Поединок. Выпуск 8 ,

22
18
20
22
24
26
28
30

— Ну чего к старухе пристал? Лучше бы бандитов и воров ловили.

— Когда их надо, их завсегда нету, — немедленно поддержал чей-то пропитой альт.

Молоденький лейтенант покраснел, с трудом отцепился от бабки и, возвращая целехонькие документы Эдику, зло прошипел:

— Кати отсюда! И чтоб я тебя здесь больше не видел! Артист!..

По дороге обратно, к дому бабкиной дочери, Эдуард Баранчук думал о противоречиях человеческой натуры. Старушка сидит, как мышка, притихшая, но прямая, довольная собой до смерти, и — скромная, все-таки спасла от гибели такого человека. И Эдик не стал ее огорчать.

— Спасибо, бабушка, выручила ты меня, — пробурчал он.

Старуха в ответ разразилась целой речью, дескать, что она — это он ее выручил, спас от разорения, так что его, Эдика, она и хочет отблагодарить, поскольку вот ее дом и дальше ей ехать некуда.

Баранчук в темпе затащил телевизор вместе с бабушкой на третий этаж, отобрал у нее ключи и открыл квартиру, в которой не оказалось ни души.

«Вероятно, все на работе», — подумал Эдик.

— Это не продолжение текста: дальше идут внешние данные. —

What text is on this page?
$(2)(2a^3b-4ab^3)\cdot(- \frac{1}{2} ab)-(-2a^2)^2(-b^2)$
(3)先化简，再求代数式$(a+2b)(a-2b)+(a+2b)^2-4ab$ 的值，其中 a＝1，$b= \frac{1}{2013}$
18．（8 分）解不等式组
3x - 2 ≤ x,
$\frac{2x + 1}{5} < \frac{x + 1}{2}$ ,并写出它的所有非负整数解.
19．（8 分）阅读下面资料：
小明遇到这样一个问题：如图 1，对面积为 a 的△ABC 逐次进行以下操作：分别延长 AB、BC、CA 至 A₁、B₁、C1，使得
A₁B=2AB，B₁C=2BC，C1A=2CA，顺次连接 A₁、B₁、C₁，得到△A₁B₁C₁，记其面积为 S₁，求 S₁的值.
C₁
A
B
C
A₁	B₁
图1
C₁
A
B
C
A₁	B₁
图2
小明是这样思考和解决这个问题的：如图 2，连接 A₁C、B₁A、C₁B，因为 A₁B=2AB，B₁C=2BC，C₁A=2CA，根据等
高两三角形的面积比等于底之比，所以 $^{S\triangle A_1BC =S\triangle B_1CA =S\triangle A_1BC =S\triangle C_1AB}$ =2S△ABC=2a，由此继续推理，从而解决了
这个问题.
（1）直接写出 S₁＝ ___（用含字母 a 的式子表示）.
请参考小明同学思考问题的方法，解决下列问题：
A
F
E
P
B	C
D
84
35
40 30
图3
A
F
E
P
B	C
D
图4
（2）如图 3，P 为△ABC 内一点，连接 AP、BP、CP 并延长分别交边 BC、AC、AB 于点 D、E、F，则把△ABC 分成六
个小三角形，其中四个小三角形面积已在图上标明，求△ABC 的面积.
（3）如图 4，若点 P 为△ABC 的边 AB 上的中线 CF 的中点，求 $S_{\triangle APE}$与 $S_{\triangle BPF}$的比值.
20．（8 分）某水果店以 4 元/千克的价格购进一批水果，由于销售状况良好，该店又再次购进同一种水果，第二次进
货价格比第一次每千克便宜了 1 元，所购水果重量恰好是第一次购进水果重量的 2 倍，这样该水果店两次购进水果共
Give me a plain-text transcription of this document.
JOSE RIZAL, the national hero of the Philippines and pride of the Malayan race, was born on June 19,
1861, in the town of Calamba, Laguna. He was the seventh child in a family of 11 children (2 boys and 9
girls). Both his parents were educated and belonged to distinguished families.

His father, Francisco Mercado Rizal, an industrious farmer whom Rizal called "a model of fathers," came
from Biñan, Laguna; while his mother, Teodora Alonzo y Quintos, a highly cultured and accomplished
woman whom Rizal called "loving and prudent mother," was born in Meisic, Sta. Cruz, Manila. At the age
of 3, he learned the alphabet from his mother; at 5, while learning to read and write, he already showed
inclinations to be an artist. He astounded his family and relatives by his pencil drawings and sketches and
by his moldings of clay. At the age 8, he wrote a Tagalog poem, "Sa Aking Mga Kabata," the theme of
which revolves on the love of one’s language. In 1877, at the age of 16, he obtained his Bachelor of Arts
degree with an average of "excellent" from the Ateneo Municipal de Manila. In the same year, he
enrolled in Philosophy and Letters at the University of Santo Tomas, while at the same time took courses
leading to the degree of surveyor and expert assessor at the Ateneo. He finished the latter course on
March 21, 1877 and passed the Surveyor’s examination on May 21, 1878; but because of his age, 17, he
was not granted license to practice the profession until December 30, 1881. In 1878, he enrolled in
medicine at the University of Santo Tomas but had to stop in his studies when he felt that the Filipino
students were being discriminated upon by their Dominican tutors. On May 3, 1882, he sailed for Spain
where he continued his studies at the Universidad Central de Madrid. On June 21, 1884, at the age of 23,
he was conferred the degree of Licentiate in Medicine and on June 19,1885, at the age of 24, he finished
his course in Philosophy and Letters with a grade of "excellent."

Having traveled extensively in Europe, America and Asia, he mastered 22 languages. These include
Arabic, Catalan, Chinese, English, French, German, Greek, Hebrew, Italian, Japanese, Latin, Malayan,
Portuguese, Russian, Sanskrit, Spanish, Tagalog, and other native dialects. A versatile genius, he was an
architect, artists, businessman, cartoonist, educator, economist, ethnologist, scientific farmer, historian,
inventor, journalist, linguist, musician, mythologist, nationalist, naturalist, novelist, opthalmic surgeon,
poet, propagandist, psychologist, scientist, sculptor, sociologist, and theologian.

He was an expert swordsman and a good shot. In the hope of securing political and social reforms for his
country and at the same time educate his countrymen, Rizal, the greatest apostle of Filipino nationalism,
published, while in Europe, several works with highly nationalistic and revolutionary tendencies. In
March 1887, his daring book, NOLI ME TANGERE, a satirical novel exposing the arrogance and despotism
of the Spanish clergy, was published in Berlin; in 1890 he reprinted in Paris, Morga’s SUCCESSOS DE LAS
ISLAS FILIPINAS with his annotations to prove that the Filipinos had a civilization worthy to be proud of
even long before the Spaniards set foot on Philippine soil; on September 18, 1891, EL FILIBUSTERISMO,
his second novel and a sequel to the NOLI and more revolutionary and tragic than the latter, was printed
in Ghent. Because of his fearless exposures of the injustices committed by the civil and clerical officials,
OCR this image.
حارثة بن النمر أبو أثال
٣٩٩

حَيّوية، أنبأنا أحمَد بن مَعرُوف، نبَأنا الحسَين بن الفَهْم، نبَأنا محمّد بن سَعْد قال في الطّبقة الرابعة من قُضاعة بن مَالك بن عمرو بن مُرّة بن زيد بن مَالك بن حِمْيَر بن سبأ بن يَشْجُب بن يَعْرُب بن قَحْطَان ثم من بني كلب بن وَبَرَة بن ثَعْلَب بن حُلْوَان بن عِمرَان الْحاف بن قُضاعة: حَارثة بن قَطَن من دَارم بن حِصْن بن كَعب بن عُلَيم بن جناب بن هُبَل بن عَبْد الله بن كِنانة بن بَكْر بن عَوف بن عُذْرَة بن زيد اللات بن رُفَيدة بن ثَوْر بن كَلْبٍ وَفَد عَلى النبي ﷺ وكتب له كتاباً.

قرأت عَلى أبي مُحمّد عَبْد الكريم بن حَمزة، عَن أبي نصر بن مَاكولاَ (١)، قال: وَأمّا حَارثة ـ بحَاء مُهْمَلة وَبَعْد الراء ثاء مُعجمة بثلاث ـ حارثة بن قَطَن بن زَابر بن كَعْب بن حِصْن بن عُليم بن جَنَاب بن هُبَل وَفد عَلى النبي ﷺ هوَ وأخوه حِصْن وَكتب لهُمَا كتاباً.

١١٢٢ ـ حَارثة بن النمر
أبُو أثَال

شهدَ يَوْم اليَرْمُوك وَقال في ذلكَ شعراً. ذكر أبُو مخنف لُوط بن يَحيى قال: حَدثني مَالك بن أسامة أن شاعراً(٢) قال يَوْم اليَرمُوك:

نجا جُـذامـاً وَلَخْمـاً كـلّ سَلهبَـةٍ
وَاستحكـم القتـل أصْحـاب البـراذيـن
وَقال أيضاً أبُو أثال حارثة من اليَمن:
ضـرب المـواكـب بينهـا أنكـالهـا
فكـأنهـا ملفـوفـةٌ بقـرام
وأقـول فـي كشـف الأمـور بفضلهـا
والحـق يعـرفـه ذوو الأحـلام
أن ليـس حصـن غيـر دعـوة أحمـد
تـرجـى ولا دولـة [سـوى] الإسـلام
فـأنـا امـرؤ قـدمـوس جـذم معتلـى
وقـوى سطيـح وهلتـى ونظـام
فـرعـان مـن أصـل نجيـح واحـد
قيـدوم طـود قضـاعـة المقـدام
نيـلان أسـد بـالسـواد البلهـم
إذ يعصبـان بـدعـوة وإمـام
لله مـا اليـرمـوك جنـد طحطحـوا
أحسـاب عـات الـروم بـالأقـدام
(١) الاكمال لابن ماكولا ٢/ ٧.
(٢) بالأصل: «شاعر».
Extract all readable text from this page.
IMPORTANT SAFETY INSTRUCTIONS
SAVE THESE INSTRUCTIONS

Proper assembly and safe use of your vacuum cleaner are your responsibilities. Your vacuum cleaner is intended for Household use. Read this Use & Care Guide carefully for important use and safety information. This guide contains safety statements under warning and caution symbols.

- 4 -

И тогда он стремительно распаковал телевизор, водрузил его на комод и подключил антенну, которую они с бабушкой купили впрок в том же злосчастном магазине. Когда на экране появился хулиганистый волк из мультяшки и голосом артиста Папанова зарычал свое всегдашнее «ну, погоди», старуха, вся сияя от счастья, дрожащими пальцами стала разворачивать сильно похудевший после покупки белый платочек с каемкой. Она уж вытаскивала оттуда красненькую, но Эдик, не дав ей опомниться и не желая больше слышать слов благодарности, помчался вон из квартиры.

...Да, денек в смысле плана оказался не из лучших. Время летело катастрофически быстро, а в кассе — Эдик бросил взгляд на «цепочку» таксометра — шесть рублей с копейками и две сиротливые посадки.

У вокзала к нему сели какие-то две щебечущие девицы с цветами, в центре у почтамта к ним присоединился бородатый негр, говорящий по-русски лучше, чем ведущий передачи «Утренняя почта»: он иронично корил девиц за якобы невнимание к его чуть ли не коронованной персоне. Причем не подыскивая слов, вкручивал деепричастные обороты и вводные предложения.

Сошла эта троица у общежития университета. Там Эдик, бросив машину, посидел на бордюре, понюхал весеннюю травку на газончике. Было тепло, солнышко уже хорошо пригревало, и даже как-то лениво подумалось: а черт с ним, с планом. Однако чувство долга вскоре снова взяло верх, и Эдик включился в суматошные гонки по улицам.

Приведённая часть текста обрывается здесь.